New search engine: Is it Cuil enough?
Quick, here’s a chance for you to be an early adopter. The new search engine Cuil debuted this week with dreams of dethroning search giant Google.
Oh, and you may be wondering where the weird name came from. Cuil says its an old Irish word for knowledge. (By the way, it’s pronounced Cool)
The feisty new kid on the block claims to be the world’s largest search engine, built for a modern Internet. Not the old Internet that Google was designed to search.
Rather than rely on superficial popularity metrics, Cuil searches for and ranks pages based on their content and relevance. When we find a page with your keywords, we stay on that page and analyze the rest of its content, its concepts, their inter-relationships and the page’s coherency.
Based on early reviews, however, it seems that it may be a while before Google needs to worry.
MSNBC columnist Helen A.S. Popkin talks here about her love for Google and what Cuil doesn’t get.
PC Magazine’s review found it lacking when compared to other top search engines.
However, Cuil does get points for its privacy settings. The search engine keeps no information about you, says Information Week’s Thomas Claburn.
Have you tried Cuil? What do you think? Could it ever replace Google as your favorite search engine. Or is there another you like to use?


Tim has covered a wide range of topics, including tourism, crime, aviation and gambling, since becoming a reporter in 1990. The Oklahoma native joined the Post-Dispatch in 2007 after spending nine years in Orlando. In his spare time, he's often exploring one virtual world or another. He can be reached at tbarker@post-dispatch.com.
Do a search for “baseball stats” and look at the defunct baseball teams on the right. reds? ha!

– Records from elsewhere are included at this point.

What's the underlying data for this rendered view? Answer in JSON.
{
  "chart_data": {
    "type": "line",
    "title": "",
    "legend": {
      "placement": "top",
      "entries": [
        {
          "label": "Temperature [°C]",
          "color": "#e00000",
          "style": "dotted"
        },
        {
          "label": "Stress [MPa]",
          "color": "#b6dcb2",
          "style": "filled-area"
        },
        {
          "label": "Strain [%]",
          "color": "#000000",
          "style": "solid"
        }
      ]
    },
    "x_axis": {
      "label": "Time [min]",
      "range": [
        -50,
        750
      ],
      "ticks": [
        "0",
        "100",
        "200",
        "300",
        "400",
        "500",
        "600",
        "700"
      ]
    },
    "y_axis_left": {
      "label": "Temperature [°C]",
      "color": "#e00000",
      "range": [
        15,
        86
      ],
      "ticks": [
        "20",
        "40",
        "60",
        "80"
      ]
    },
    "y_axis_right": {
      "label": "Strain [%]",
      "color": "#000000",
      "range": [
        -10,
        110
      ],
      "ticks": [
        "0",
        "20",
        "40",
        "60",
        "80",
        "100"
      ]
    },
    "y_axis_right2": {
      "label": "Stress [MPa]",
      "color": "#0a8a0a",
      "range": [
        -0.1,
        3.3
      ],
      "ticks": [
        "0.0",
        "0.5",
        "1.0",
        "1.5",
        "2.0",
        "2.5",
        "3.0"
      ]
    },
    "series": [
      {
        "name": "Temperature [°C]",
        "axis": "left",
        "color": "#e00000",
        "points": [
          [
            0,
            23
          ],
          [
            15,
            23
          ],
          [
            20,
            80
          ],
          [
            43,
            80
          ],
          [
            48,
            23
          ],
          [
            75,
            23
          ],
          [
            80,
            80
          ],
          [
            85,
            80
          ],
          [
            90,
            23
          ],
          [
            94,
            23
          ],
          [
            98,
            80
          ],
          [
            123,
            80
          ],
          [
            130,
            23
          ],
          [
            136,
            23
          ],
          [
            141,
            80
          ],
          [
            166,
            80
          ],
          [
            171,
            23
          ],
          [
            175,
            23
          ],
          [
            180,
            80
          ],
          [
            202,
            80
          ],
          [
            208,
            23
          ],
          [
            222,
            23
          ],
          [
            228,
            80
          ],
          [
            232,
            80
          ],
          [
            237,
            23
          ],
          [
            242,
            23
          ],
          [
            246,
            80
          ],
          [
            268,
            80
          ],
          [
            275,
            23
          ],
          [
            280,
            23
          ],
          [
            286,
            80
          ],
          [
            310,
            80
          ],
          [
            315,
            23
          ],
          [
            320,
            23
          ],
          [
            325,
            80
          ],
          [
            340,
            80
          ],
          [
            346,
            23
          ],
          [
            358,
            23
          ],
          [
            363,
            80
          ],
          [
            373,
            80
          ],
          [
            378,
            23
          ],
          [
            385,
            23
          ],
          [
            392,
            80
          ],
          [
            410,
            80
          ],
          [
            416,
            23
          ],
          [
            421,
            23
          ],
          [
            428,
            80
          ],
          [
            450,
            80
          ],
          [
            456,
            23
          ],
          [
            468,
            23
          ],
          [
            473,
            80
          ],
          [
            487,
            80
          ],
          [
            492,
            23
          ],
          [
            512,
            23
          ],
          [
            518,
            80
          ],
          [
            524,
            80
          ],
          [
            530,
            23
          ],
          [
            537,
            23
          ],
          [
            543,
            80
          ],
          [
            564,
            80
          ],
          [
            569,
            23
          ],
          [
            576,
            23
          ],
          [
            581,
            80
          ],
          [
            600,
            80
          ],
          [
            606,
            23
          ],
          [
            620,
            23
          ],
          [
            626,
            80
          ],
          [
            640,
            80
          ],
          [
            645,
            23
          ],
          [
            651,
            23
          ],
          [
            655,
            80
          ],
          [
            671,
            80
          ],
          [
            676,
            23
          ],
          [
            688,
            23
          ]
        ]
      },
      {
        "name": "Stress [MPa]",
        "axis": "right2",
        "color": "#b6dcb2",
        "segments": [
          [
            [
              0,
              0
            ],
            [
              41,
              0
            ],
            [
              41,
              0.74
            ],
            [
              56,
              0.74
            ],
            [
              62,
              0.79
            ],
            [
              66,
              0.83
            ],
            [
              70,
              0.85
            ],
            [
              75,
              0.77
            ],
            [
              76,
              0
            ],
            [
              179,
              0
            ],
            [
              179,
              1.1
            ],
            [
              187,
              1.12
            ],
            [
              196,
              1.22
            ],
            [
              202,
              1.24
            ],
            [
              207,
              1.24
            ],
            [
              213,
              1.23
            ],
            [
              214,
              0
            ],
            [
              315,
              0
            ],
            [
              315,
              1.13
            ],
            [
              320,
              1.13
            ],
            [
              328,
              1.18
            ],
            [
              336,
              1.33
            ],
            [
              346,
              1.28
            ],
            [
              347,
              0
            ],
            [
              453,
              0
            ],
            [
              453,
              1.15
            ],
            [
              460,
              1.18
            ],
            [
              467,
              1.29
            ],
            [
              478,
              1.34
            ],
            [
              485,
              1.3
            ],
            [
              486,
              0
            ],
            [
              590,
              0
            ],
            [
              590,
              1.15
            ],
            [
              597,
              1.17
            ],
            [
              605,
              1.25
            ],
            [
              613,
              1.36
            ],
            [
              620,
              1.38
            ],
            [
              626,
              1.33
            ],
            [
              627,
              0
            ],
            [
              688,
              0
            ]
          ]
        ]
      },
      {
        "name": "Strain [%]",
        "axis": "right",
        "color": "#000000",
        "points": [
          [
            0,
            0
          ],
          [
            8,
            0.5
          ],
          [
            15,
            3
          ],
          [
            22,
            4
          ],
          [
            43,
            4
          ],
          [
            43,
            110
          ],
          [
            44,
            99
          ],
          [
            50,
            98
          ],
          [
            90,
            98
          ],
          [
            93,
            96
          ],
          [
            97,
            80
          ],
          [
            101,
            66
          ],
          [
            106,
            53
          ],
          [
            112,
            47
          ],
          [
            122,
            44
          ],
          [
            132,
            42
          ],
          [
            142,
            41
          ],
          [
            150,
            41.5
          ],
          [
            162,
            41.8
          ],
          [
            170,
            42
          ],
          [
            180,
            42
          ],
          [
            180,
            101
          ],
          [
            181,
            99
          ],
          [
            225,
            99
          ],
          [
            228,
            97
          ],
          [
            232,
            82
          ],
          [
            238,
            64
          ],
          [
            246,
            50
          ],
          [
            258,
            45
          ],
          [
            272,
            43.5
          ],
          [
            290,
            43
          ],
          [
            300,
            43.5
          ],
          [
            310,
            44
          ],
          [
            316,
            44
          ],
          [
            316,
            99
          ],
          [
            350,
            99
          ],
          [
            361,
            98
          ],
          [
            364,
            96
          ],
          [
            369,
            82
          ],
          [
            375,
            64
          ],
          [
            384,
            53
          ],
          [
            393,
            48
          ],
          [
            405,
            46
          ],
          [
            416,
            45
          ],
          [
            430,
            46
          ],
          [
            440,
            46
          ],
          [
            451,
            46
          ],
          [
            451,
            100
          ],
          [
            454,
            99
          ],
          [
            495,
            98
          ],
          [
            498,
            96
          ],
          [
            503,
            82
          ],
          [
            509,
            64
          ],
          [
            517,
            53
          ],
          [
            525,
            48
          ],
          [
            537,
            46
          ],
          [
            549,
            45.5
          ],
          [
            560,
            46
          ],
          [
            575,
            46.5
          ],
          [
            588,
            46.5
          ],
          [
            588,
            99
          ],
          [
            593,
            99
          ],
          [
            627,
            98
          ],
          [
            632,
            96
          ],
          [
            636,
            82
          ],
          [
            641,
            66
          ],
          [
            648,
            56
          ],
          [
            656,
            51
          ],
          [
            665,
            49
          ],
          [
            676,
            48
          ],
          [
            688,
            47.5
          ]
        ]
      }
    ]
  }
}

Anytime I see a “review” by a “pundit” that’s negative, that’s a sure winner for me. These morons don’t know anything. Most are probably in the tank for Google anyway. All I saw in the linked articles was a lot of whining about how Cuil isn’t Google. DUH. When Google first started, it couldn’t hold a candle to AltaVista. But now, if it isn’t a Google-killer out of the box, it must be trash. But, Cuil has the right idea, in that users DON’T WANT TO BE TRACKED. And that, my friends, is the key difference.
I liked it. It looks prettier than Google, and it brought up some different sites. I think I will use both Google and Cuil for different things though.